Aragonés tiene la pinta y el mal humor de los taxistas pero ante todo tiene ya su hornacina en la leyenda colectiva como aquel que tenía la razón contra el mundo. En Francia, Luis es nombre de rey y aquí es nombre de entrenador de fútbol: Luis es una referencia única y todo el mundo sabe quién es Luis como todo el mundo sabe quiénes son en España Felipe o Federico. La victoria en la Eurocopa pronto alcanzará altura mítica y a Luis le sirve para bañar en oro una reputación dañada por las polémicas con Raúl, las turbulencias federativas o las declaraciones de familiaridad sobre los negros que se tomaron por racismo. Del temperamento de Aragonés y de su disposición antiestelar quizá no se esperaba un juego de tanta belleza y tanta contundencia, asombro de Europa, con vocación de permanencia en el recuerdo, con estilística propia.

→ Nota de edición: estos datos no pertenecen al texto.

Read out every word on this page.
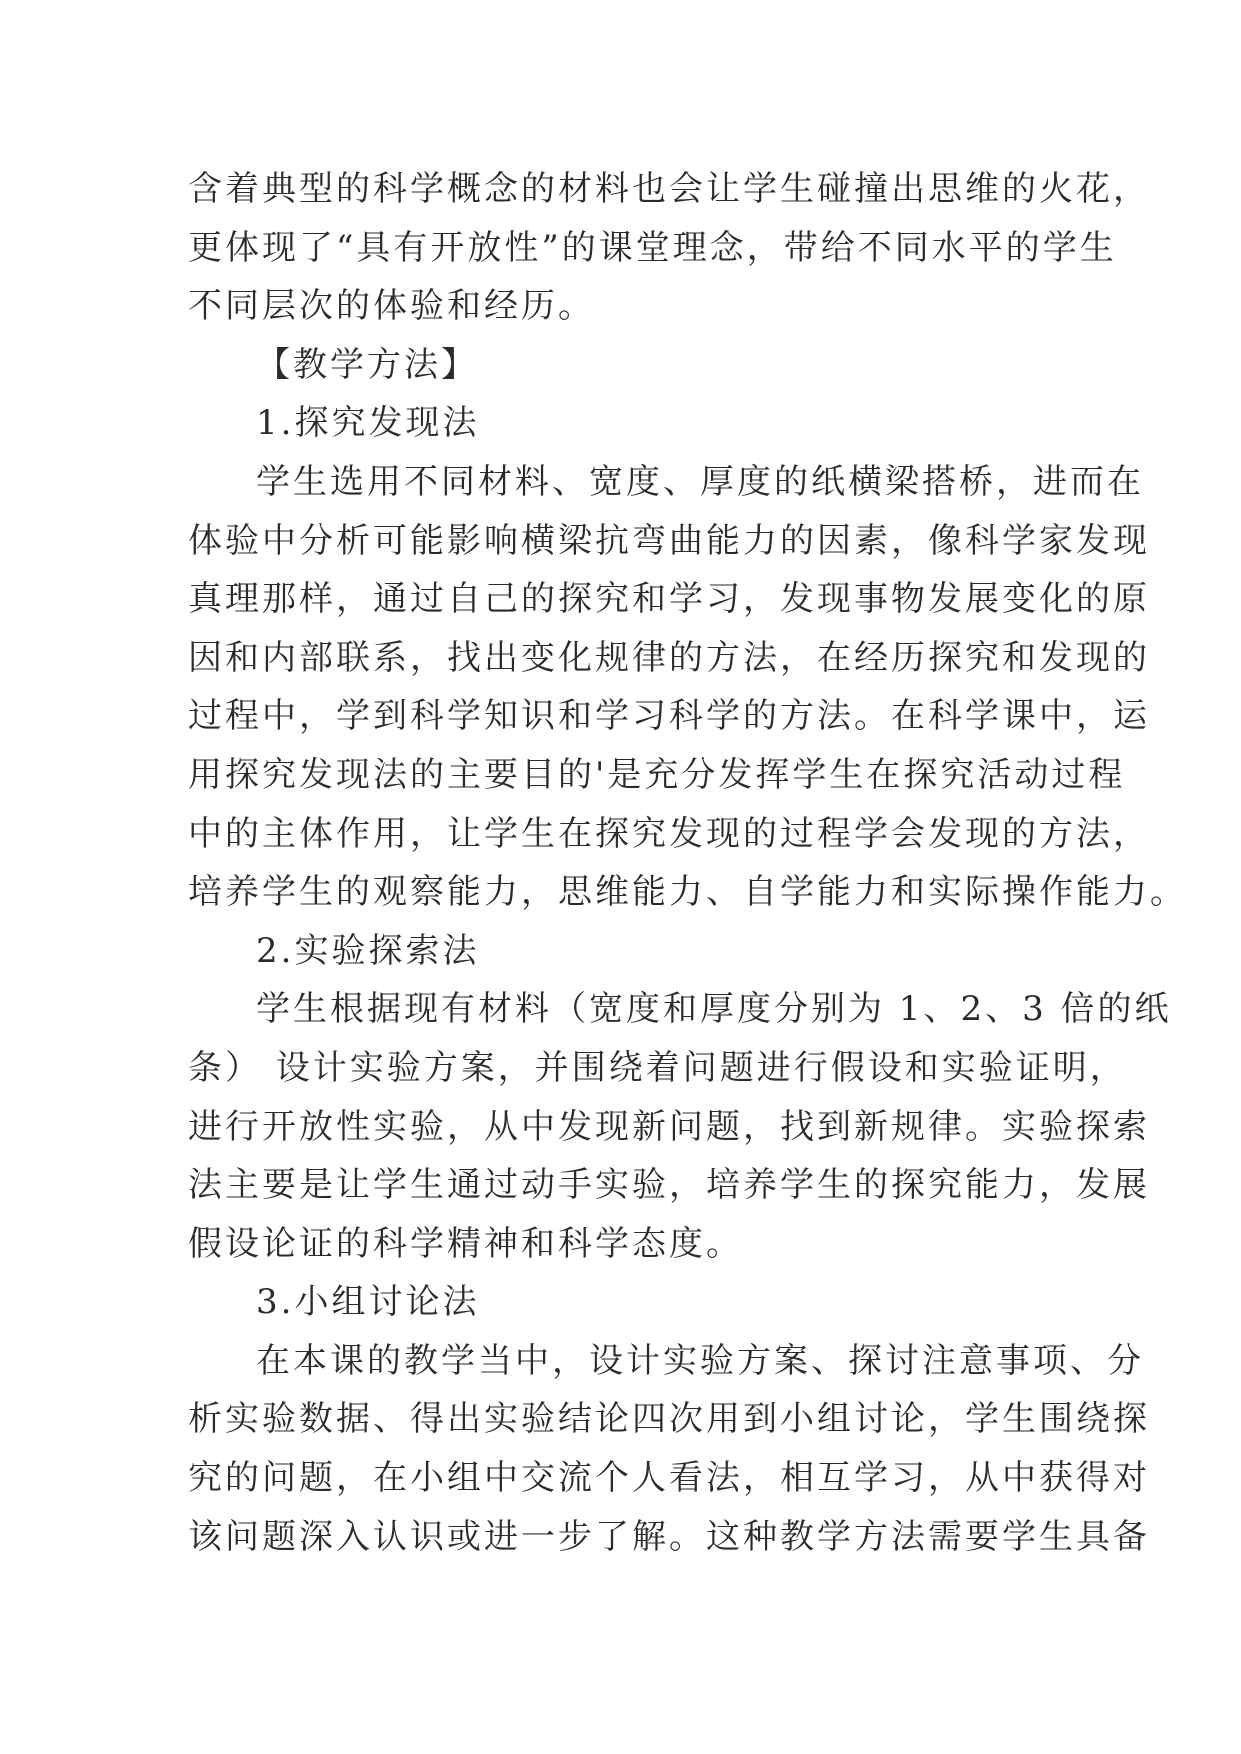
含着典型的科学概念的材料也会让学生碰撞出思维的火花，
更体现了“具有开放性”的课堂理念，带给不同水平的学生
不同层次的体验和经历。
【教学方法】
1.探究发现法
学生选用不同材料、宽度、厚度的纸横梁搭桥，进而在
体验中分析可能影响横梁抗弯曲能力的因素，像科学家发现
真理那样，通过自己的探究和学习，发现事物发展变化的原
因和内部联系，找出变化规律的方法，在经历探究和发现的
过程中，学到科学知识和学习科学的方法。在科学课中，运
用探究发现法的主要目的'是充分发挥学生在探究活动过程
中的主体作用，让学生在探究发现的过程学会发现的方法，
培养学生的观察能力，思维能力、自学能力和实际操作能力。
2.实验探索法
学生根据现有材料（宽度和厚度分别为 1、2、3 倍的纸
条） 设计实验方案，并围绕着问题进行假设和实验证明，
进行开放性实验，从中发现新问题，找到新规律。实验探索
法主要是让学生通过动手实验，培养学生的探究能力，发展
假设论证的科学精神和科学态度。
3.小组讨论法
在本课的教学当中，设计实验方案、探讨注意事项、分
析实验数据、得出实验结论四次用到小组讨论，学生围绕探
究的问题，在小组中交流个人看法，相互学习，从中获得对
该问题深入认识或进一步了解。这种教学方法需要学生具备
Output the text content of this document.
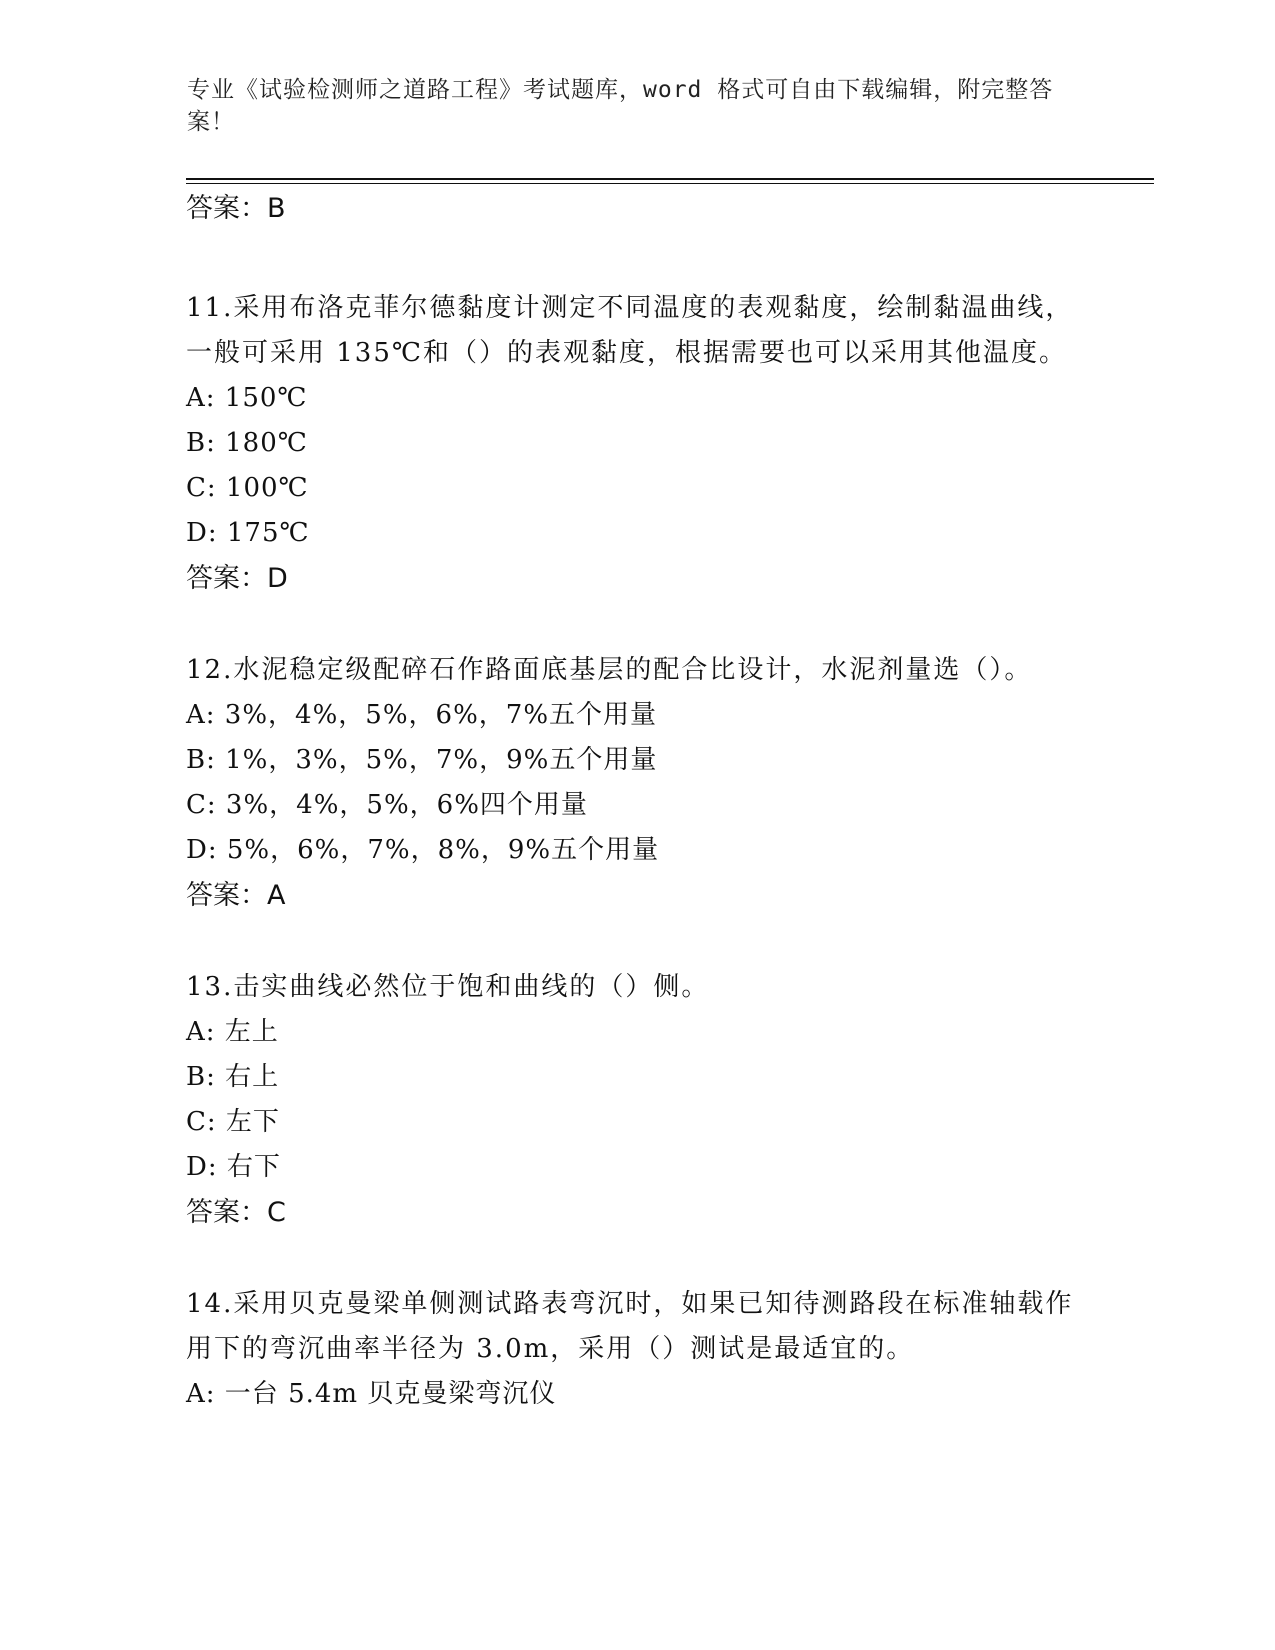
专业《试验检测师之道路工程》考试题库，word 格式可自由下载编辑，附完整答案！
答案：B
11.采用布洛克菲尔德黏度计测定不同温度的表观黏度，绘制黏温曲线，一般可采用 135℃和（）的表观黏度，根据需要也可以采用其他温度。
A: 150℃
B: 180℃
C: 100℃
D: 175℃
答案：D
12.水泥稳定级配碎石作路面底基层的配合比设计，水泥剂量选（）。
A: 3%，4%，5%，6%，7%五个用量
B: 1%，3%，5%，7%，9%五个用量
C: 3%，4%，5%，6%四个用量
D: 5%，6%，7%，8%，9%五个用量
答案：A
13.击实曲线必然位于饱和曲线的（）侧。
A: 左上
B: 右上
C: 左下
D: 右下
答案：C
14.采用贝克曼梁单侧测试路表弯沉时，如果已知待测路段在标准轴载作用下的弯沉曲率半径为 3.0m，采用（）测试是最适宜的。
A: 一台 5.4m 贝克曼梁弯沉仪
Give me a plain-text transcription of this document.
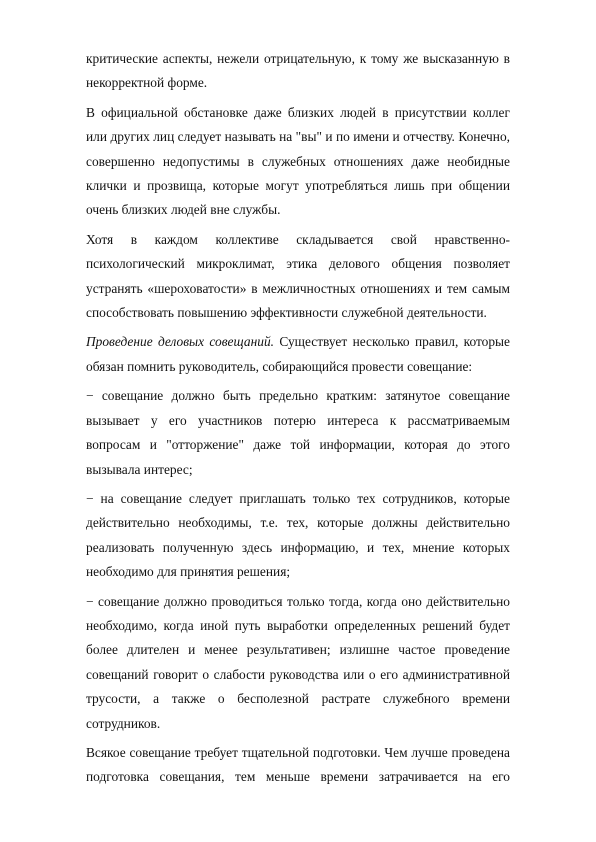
критические аспекты, нежели отрицательную, к тому же высказанную в некорректной форме.

В официальной обстановке даже близких людей в присутствии коллег или других лиц следует называть на "вы" и по имени и отчеству. Конечно, совершенно недопустимы в служебных отношениях даже необидные клички и прозвища, которые могут употребляться лишь при общении очень близких людей вне службы.

Хотя в каждом коллективе складывается свой нравственно-психологический микроклимат, этика делового общения позволяет устранять «шероховатости» в межличностных отношениях и тем самым способствовать повышению эффективности служебной деятельности.

Проведение деловых совещаний. Существует несколько правил, которые обязан помнить руководитель, собирающийся провести совещание:

− совещание должно быть предельно кратким: затянутое совещание вызывает у его участников потерю интереса к рассматриваемым вопросам и "отторжение" даже той информации, которая до этого вызывала интерес;

− на совещание следует приглашать только тех сотрудников, которые действительно необходимы, т.е. тех, которые должны действительно реализовать полученную здесь информацию, и тех, мнение которых необходимо для принятия решения;

− совещание должно проводиться только тогда, когда оно действительно необходимо, когда иной путь выработки определенных решений будет более длителен и менее результативен; излишне частое проведение совещаний говорит о слабости руководства или о его административной трусости, а также о бесполезной растрате служебного времени сотрудников.

Всякое совещание требует тщательной подготовки. Чем лучше проведена подготовка совещания, тем меньше времени затрачивается на его
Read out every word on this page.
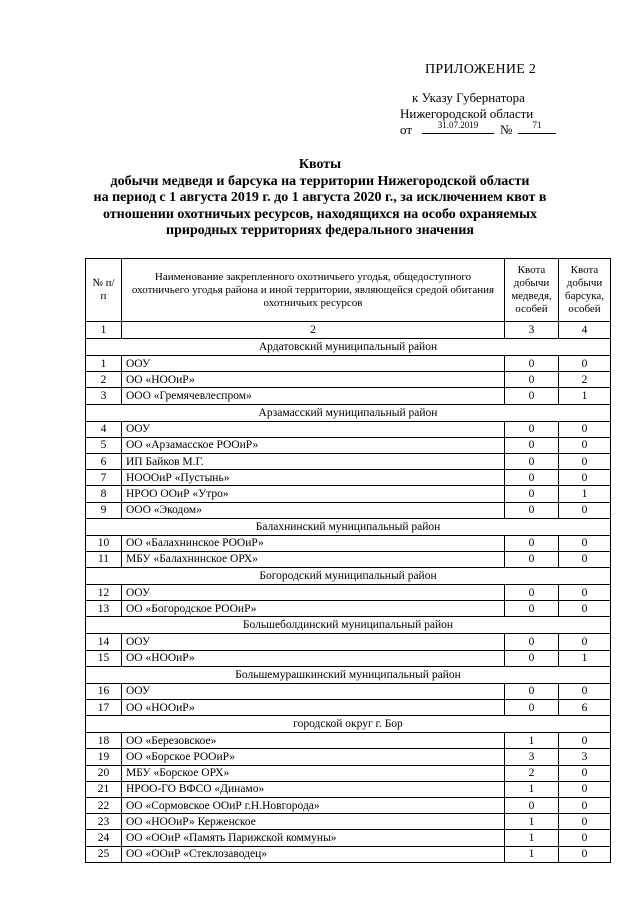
ПРИЛОЖЕНИЕ 2
к Указу Губернатора
Нижегородской области
от	31.07.2019	№	71
Квоты
добычи медведя и барсука на территории Нижегородской области
на период с 1 августа 2019 г. до 1 августа 2020 г., за исключением квот в
отношении охотничьих ресурсов, находящихся на особо охраняемых
природных территориях федерального значения
№ п/п	Наименование закрепленного охотничьего угодья, общедоступного охотничьего угодья района и иной территории, являющейся средой обитания охотничьих ресурсов	Квота добычи медведя, особей	Квота добычи барсука, особей
1	2	3	4
Ардатовский муниципальный район			
1	ООУ	0	0
2	ОО «НООиР»	0	2
3	ООО «Гремячевлеспром»	0	1
Арзамасский муниципальный район			
4	ООУ	0	0
5	ОО «Арзамасское РООиР»	0	0
6	ИП Байков М.Г.	0	0
7	НОООиР «Пустынь»	0	0
8	НРОО ООиР «Утро»	0	1
9	ООО «Экодом»	0	0
Балахнинский муниципальный район			
10	ОО «Балахнинское РООиР»	0	0
11	МБУ «Балахнинское ОРХ»	0	0
Богородский муниципальный район			
12	ООУ	0	0
13	ОО «Богородское РООиР»	0	0
Большеболдинский муниципальный район			
14	ООУ	0	0
15	ОО «НООиР»	0	1
Большемурашкинский муниципальный район			
16	ООУ	0	0
17	ОО «НООиР»	0	6
городской округ г. Бор			
18	ОО «Березовское»	1	0
19	ОО «Борское РООиР»	3	3
20	МБУ «Борское ОРХ»	2	0
21	НРОО-ГО ВФСО «Динамо»	1	0
22	ОО «Сормовское ООиР г.Н.Новгорода»	0	0
23	ОО «НООиР» Керженское	1	0
24	ОО «ООиР «Память Парижской коммуны»	1	0
25	ОО «ООиР «Стеклозаводец»	1	0
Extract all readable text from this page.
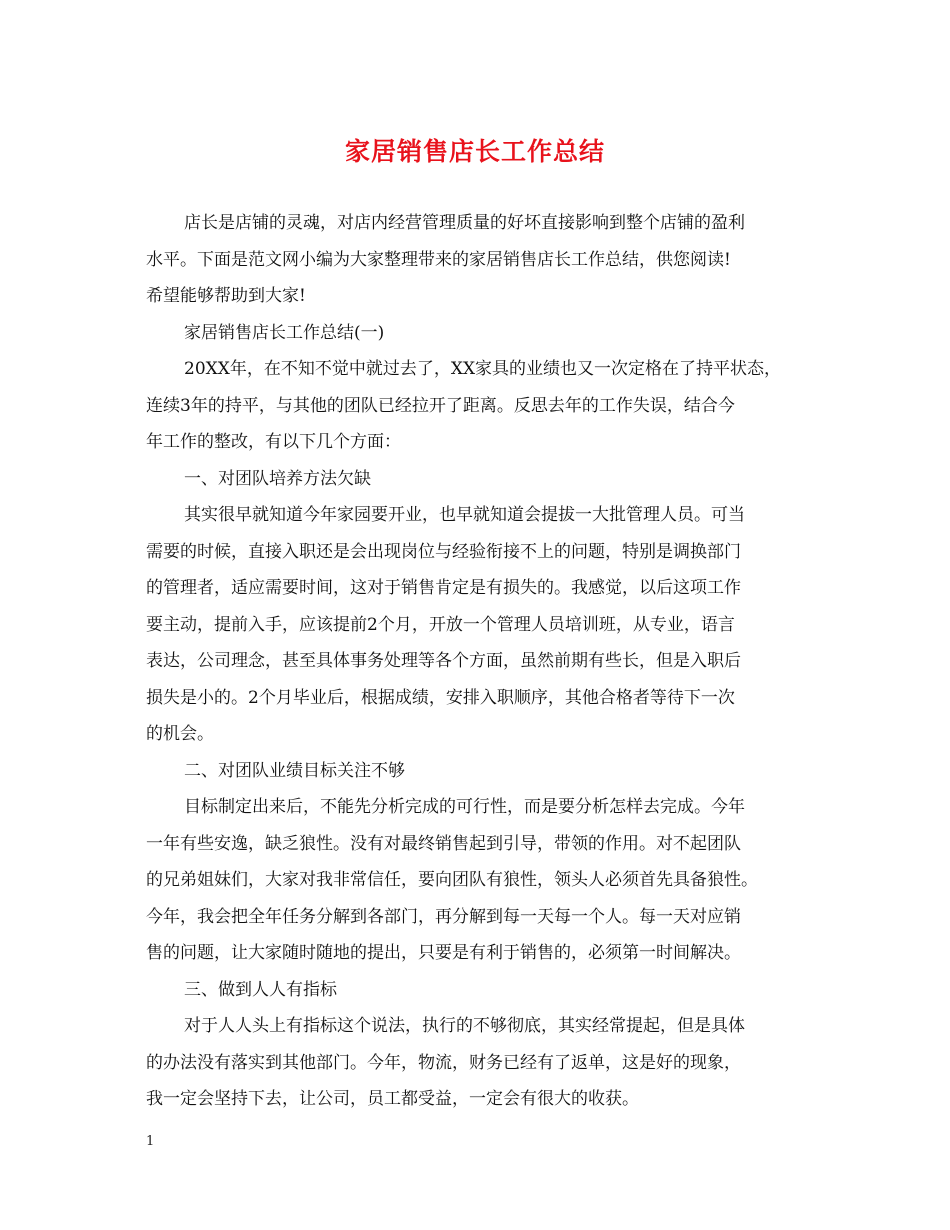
家居销售店长工作总结
店长是店铺的灵魂，对店内经营管理质量的好坏直接影响到整个店铺的盈利
水平。下面是范文网小编为大家整理带来的家居销售店长工作总结，供您阅读!
希望能够帮助到大家!
家居销售店长工作总结(一)
20XX年，在不知不觉中就过去了，XX家具的业绩也又一次定格在了持平状态，
连续3年的持平，与其他的团队已经拉开了距离。反思去年的工作失误，结合今
年工作的整改，有以下几个方面：
一、对团队培养方法欠缺
其实很早就知道今年家园要开业，也早就知道会提拔一大批管理人员。可当
需要的时候，直接入职还是会出现岗位与经验衔接不上的问题，特别是调换部门
的管理者，适应需要时间，这对于销售肯定是有损失的。我感觉，以后这项工作
要主动，提前入手，应该提前2个月，开放一个管理人员培训班，从专业，语言
表达，公司理念，甚至具体事务处理等各个方面，虽然前期有些长，但是入职后
损失是小的。2个月毕业后，根据成绩，安排入职顺序，其他合格者等待下一次
的机会。
二、对团队业绩目标关注不够
目标制定出来后，不能先分析完成的可行性，而是要分析怎样去完成。今年
一年有些安逸，缺乏狼性。没有对最终销售起到引导，带领的作用。对不起团队
的兄弟姐妹们，大家对我非常信任，要向团队有狼性，领头人必须首先具备狼性。
今年，我会把全年任务分解到各部门，再分解到每一天每一个人。每一天对应销
售的问题，让大家随时随地的提出，只要是有利于销售的，必须第一时间解决。
三、做到人人有指标
对于人人头上有指标这个说法，执行的不够彻底，其实经常提起，但是具体
的办法没有落实到其他部门。今年，物流，财务已经有了返单，这是好的现象，
我一定会坚持下去，让公司，员工都受益，一定会有很大的收获。
1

Es por algo que sus jugadores le han tenido en tanto. La procesión de perdón a Luis Aragonés tardará mucho tiempo en acabar.
 
Ya septuagenario, no todos los adolescentes con camisetas rojas sabrán que Aragonés fue –entre los años cincuenta y los sesenta- jugador de valía con el Betis, el Hércules, el Oviedo y, eminentemente, con el Atlético de Madrid. Ahí sobresalía como mediocampista con llegada y mucho gol y bota maestra para penalties y faltas. Con una falta estuvo a punto de conseguir la Copa de Europa que aún han de luchar los colchoneros. Se cuenta que Aragonés estaba tan convencido de que su disparo era imparable que comenzó a festejar el gol en cuanto el balón traspasó la barrera. En la Eurocopa le ha asistido la misma clarividencia, esa sabiduría que a veces dan en tener los cascarrabias. Tampoco era fácil pasar el día en chándal y mantener un aspecto de toda dignidad.